• Critique: Le Grand Jeu

    Le Grand Jeu (titre original: Molly's Game), long  métrage, réalisation: Aaron Sorkin, scénario: Aaron Sorkin, distribution:   Jessica Chastain, Idris Elba, Kevin Costner, Chris O'Dowd, Brian d'Arcy James, Michael Cera 
    Drame - Biopic, USA, 140', sortie le 03/01/2018, distribué par eOne

    Affiche Le Grand Jeu

    L'histoire: Molly Bloom est une jeune skieuse et ancien espoir olympique. Vexée d'avoir été recalée de l'équipe olympique, elle décide de s'offrir une année sabbatique à Los Angeles pour devenir serveuse de cocktails. Mais elle se retrouve surtout à la tête de tournois de poker de haut niveau internationaux, ce qui pousse notamment le FBI à enquêter sur elle…

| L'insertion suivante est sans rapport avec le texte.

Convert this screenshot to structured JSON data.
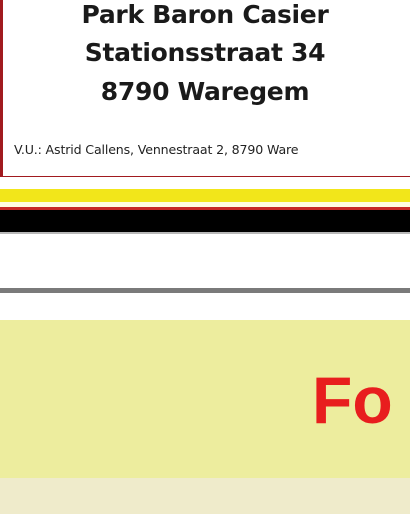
{
  "poster": {
    "line1": "Park Baron Casier",
    "line2": "Stationsstraat 34",
    "line3": "8790 Waregem",
    "publisher": "V.U.: Astrid Callens, Vennestraat 2, 8790 Ware"
  },
  "banner": {
    "title": "Fo"
  },
  "colors": {
    "banner_bg": "#eded9e",
    "title_red": "#e81e1e",
    "stripe_yellow": "#f2e61a",
    "stripe_black": "#000000",
    "border_red": "#a11a1f"
  }
}
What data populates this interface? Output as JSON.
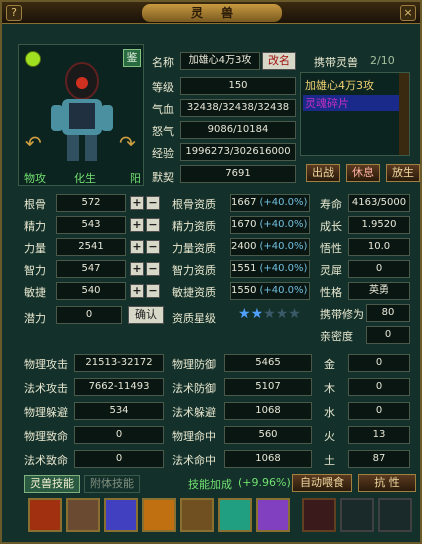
{
  "window": {
    "title": "灵兽",
    "help_icon": "?",
    "close_icon": "×"
  },
  "pet": {
    "left_tag": "物攻",
    "mid_tag": "化生",
    "right_tag": "阳",
    "appraise": "鉴",
    "name_label": "名称",
    "name": "加雄心4万3攻",
    "rename": "改名",
    "level_label": "等级",
    "level": "150",
    "hp_label": "气血",
    "hp": "32438/32438/32438",
    "rage_label": "怒气",
    "rage": "9086/10184",
    "exp_label": "经验",
    "exp": "1996273/302616000",
    "tacit_label": "默契",
    "tacit": "7691"
  },
  "carry": {
    "label": "携带灵兽",
    "count": "2/10",
    "items": [
      "加雄心4万3攻",
      "灵魂碎片"
    ],
    "fight": "出战",
    "rest": "休息",
    "release": "放生"
  },
  "attrs": [
    {
      "label": "根骨",
      "value": "572",
      "apt_label": "根骨资质",
      "apt": "1667",
      "pct": "(+40.0%)"
    },
    {
      "label": "精力",
      "value": "543",
      "apt_label": "精力资质",
      "apt": "1670",
      "pct": "(+40.0%)"
    },
    {
      "label": "力量",
      "value": "2541",
      "apt_label": "力量资质",
      "apt": "2400",
      "pct": "(+40.0%)"
    },
    {
      "label": "智力",
      "value": "547",
      "apt_label": "智力资质",
      "apt": "1551",
      "pct": "(+40.0%)"
    },
    {
      "label": "敏捷",
      "value": "540",
      "apt_label": "敏捷资质",
      "apt": "1550",
      "pct": "(+40.0%)"
    }
  ],
  "potential": {
    "label": "潜力",
    "value": "0",
    "confirm": "确认",
    "star_label": "资质星级"
  },
  "right_stats": [
    {
      "label": "寿命",
      "value": "4163/5000"
    },
    {
      "label": "成长",
      "value": "1.9520"
    },
    {
      "label": "悟性",
      "value": "10.0"
    },
    {
      "label": "灵犀",
      "value": "0"
    },
    {
      "label": "性格",
      "value": "英勇"
    },
    {
      "label": "携带修为",
      "value": "80"
    },
    {
      "label": "亲密度",
      "value": "0"
    }
  ],
  "combat": [
    {
      "l1": "物理攻击",
      "v1": "21513-32172",
      "l2": "物理防御",
      "v2": "5465",
      "l3": "金",
      "v3": "0"
    },
    {
      "l1": "法术攻击",
      "v1": "7662-11493",
      "l2": "法术防御",
      "v2": "5107",
      "l3": "木",
      "v3": "0"
    },
    {
      "l1": "物理躲避",
      "v1": "534",
      "l2": "法术躲避",
      "v2": "1068",
      "l3": "水",
      "v3": "0"
    },
    {
      "l1": "物理致命",
      "v1": "0",
      "l2": "物理命中",
      "v2": "560",
      "l3": "火",
      "v3": "13"
    },
    {
      "l1": "法术致命",
      "v1": "0",
      "l2": "法术命中",
      "v2": "1068",
      "l3": "土",
      "v3": "87"
    }
  ],
  "bottom": {
    "tab1": "灵兽技能",
    "tab2": "附体技能",
    "bonus_label": "技能加成",
    "bonus": "(+9.96%)",
    "auto_feed": "自动喂食",
    "resist": "抗 性"
  },
  "stars": {
    "filled": 2,
    "total": 5
  }
}
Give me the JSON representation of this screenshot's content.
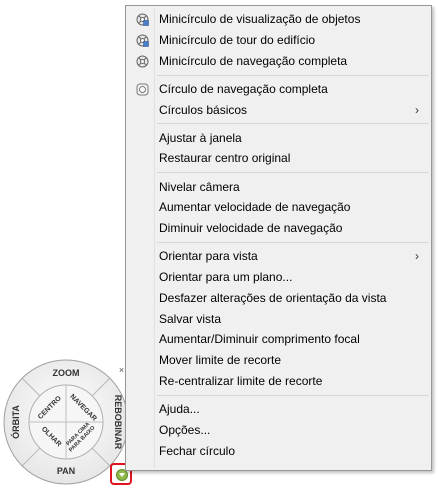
{
  "menu": {
    "groups": [
      {
        "items": [
          {
            "label": "Minicírculo de visualização de objetos",
            "icon": "mini-view-object-wheel-icon"
          },
          {
            "label": "Minicírculo de tour do edifício",
            "icon": "mini-tour-building-wheel-icon"
          },
          {
            "label": "Minicírculo de navegação completa",
            "icon": "mini-full-navigation-wheel-icon"
          }
        ]
      },
      {
        "items": [
          {
            "label": "Círculo de navegação completa",
            "icon": "full-navigation-wheel-icon"
          },
          {
            "label": "Círculos básicos",
            "submenu": true,
            "arrow": "›"
          }
        ]
      },
      {
        "items": [
          {
            "label": "Ajustar à janela"
          },
          {
            "label": "Restaurar centro original"
          }
        ]
      },
      {
        "items": [
          {
            "label": "Nivelar câmera"
          },
          {
            "label": "Aumentar velocidade de navegação"
          },
          {
            "label": "Diminuir velocidade de navegação"
          }
        ]
      },
      {
        "items": [
          {
            "label": "Orientar para vista",
            "submenu": true,
            "arrow": "›"
          },
          {
            "label": "Orientar para um plano..."
          },
          {
            "label": "Desfazer alterações de orientação da vista"
          },
          {
            "label": "Salvar vista"
          },
          {
            "label": "Aumentar/Diminuir comprimento focal"
          },
          {
            "label": "Mover limite de recorte"
          },
          {
            "label": "Re-centralizar limite de recorte"
          }
        ]
      },
      {
        "items": [
          {
            "label": "Ajuda..."
          },
          {
            "label": "Opções..."
          },
          {
            "label": "Fechar círculo"
          }
        ]
      }
    ]
  },
  "wheel": {
    "zoom": "ZOOM",
    "orbit": "ÓRBITA",
    "rewind": "REBOBINAR",
    "pan": "PAN",
    "center": "CENTRO",
    "walk": "NAVEGAR",
    "look": "OLHAR",
    "updown_line1": "PARA CIMA",
    "updown_line2": "PARA BAIXO",
    "close_glyph": "×"
  },
  "colors": {
    "menu_background": "#f0f0f0",
    "menu_border": "#979797",
    "highlight_box": "#e0141e",
    "wheel_face": "#f2f2f2"
  }
}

    La critique de Michel Decoux-Derycke: C'est la première réalisation de Aaron Sorkin, connu comme scénariste, il a notamment écrit "Des hommes d'honneur", "The Social Network" ou encore "Le Stratège". Pour ses débuts, il s'est appuyé sur les mémoires de Molly Bloom: "Le grand jeu : Les mémoires d'une reine du poker déchue" et sur une des meilleures actrices actuelles: Jessica Chastain. Celle-ci est, comme à son habitude, excellente. A chacune de ses prestations, on a l'impression de redire la même chose mais c'est la vérité. Sa régularité au niveau le plus haut nous épate une fois encore, quelque temps après sa performance de "Miss Sloane". Avec le tout bon scénario de Aaron Sorkin, l'actrice américaine ne pouvait que nous entraîner à la suite de cette femme ayant vécu une vie extraordinaire. Evidemment, Jessica Chastain n'est pas toute seule dans ce film, elle est bien entourée par Idris Elba (l'avocat), Michael Cera (le joueur anonyme) et Kevin Costner (père  exigeant) qui, en peu de scènes, nous fait regretter qu'on ne l'utilise pas plus.
    Il est aussi question d’une femme se démenant à la seule force de sa volonté pour se faire une place dans un monde majoritairement masculin, où la raison et la logique finissent toujours par voler en éclat tant l’appât du gain l’emporte sur toute considération. Pour survivre dans un tel milieu, Molly Bloom a dû façonner son image, voir même la transformer, afin d’acquérir la crédibilité nécessaire.
    La seule chose que je reprocherais, c'est le début, moment où le spectateur est bombardé par un déluge de chiffres, d’infos, de statistiques sportives (Molly Bloom a commencé comme skieuse), il faut s'accrocher sous peine d’être largué. Si on passe ce cap, "Le Grand Jeu" est captivant.